先日、2007年からトヨタエンジンを搭載することを発表したウィリアムズが
来季のドライバーズラインナップを発表した。
そのラインナップは、やや意外なものであった。
現在、サードドライバーを務めるアレクサンダー・ブルツが昇格し、
ニコ・ロズベルグが継続起用されることとなった。
これにより、ブルツは2000年のベネトン・プレイライフ以来となる
レギュラーシートを獲得したこととなる。
(レースには2005年のイモラでマクラーレン・メルセデスから出走。)
1997年に同郷のゲルハルト・ベルガーの代役としてベネトン・ルノーからデビューして以来、
すでに10年が経過したが、ようやく4年目のレギュラーシーズンを迎えることになる。
思えば、2001年からここまで長かったであろう。
ベネトンからテストドライバーとして新天地マクラーレンに移籍したブルツだったが、
その体の大きさ故、新車の優先権を失うなど苦労が多かった。
(マクラーレンのマシンはコックピット周りが狭いことが多い。
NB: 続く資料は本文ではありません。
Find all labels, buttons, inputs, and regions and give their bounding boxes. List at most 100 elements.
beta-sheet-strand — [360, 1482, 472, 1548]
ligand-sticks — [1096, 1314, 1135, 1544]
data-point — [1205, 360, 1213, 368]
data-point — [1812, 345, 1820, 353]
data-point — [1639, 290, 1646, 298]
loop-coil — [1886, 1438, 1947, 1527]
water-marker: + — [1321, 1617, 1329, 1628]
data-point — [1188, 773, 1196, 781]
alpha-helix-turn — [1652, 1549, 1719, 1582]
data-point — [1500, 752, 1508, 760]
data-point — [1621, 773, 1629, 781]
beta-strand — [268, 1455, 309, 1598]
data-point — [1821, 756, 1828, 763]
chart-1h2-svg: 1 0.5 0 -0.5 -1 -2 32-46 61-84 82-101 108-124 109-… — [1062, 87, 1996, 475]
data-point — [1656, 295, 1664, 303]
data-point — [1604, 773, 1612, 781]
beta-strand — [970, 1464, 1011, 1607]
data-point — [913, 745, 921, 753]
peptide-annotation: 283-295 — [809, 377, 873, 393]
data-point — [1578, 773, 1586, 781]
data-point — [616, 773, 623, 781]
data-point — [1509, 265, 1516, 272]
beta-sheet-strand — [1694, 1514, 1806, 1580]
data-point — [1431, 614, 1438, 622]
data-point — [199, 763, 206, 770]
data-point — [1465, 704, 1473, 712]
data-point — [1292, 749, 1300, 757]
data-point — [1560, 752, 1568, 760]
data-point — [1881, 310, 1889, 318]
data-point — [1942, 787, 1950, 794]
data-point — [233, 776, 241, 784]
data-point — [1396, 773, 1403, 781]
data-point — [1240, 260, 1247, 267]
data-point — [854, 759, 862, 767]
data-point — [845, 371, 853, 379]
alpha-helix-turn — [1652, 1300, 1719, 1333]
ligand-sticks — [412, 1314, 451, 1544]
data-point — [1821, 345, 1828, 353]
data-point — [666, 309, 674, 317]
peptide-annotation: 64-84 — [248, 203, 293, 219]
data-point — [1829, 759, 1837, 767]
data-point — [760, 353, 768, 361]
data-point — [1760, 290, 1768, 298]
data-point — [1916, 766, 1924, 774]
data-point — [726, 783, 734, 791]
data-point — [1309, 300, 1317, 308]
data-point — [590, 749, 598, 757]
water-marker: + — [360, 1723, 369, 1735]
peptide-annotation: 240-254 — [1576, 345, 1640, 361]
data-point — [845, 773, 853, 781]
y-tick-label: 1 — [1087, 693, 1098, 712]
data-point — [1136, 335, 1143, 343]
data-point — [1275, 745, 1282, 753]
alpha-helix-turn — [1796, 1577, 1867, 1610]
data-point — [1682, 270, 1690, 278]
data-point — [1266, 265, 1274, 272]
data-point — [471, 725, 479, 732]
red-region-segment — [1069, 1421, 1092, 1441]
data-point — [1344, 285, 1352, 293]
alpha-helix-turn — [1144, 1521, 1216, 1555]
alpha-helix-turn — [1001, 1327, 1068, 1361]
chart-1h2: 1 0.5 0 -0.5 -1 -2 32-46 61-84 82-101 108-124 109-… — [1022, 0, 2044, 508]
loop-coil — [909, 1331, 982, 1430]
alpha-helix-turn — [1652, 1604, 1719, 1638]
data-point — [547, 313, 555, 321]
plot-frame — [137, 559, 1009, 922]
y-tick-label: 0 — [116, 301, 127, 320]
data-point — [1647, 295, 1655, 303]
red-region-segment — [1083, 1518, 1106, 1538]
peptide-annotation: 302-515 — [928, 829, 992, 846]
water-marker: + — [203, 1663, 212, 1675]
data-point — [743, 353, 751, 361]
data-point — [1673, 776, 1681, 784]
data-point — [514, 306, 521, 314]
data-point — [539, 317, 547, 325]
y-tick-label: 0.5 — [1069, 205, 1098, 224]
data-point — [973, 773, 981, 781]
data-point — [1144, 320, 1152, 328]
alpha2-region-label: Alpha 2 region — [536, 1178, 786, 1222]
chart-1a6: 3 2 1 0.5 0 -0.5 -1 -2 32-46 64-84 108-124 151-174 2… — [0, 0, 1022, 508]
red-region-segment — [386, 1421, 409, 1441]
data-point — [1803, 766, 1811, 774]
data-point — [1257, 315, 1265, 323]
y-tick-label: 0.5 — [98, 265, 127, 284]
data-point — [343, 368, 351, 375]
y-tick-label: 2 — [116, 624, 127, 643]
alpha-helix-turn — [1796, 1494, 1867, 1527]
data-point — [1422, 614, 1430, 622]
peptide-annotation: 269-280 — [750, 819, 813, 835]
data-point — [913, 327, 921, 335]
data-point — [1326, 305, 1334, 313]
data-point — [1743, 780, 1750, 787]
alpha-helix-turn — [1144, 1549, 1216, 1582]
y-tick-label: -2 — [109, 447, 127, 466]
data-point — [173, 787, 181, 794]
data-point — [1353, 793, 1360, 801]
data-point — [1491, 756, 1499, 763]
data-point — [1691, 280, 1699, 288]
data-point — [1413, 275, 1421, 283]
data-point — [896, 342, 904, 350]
)
そして今年、マクラーレンでは叶いそうもないレースシート獲得を狙い、
ウィリアムズへと転身、サードドライバーに就任した。
結果からすれば、この判断がすべてを決めたといえる。
もともと、レーススピード,エンジニアへのフィードバックを含めた開発能力には定評がある。
一方で、真に戦闘力のあるマシンで戦う機会が少なく、
その真価はいまだ未知数の部分もあるともいえる。
ウィリアムズ・トヨタで快進撃を見せられるかどうかは、
自らのフィードバックによる開発速度向上にかかっているのかもしれない。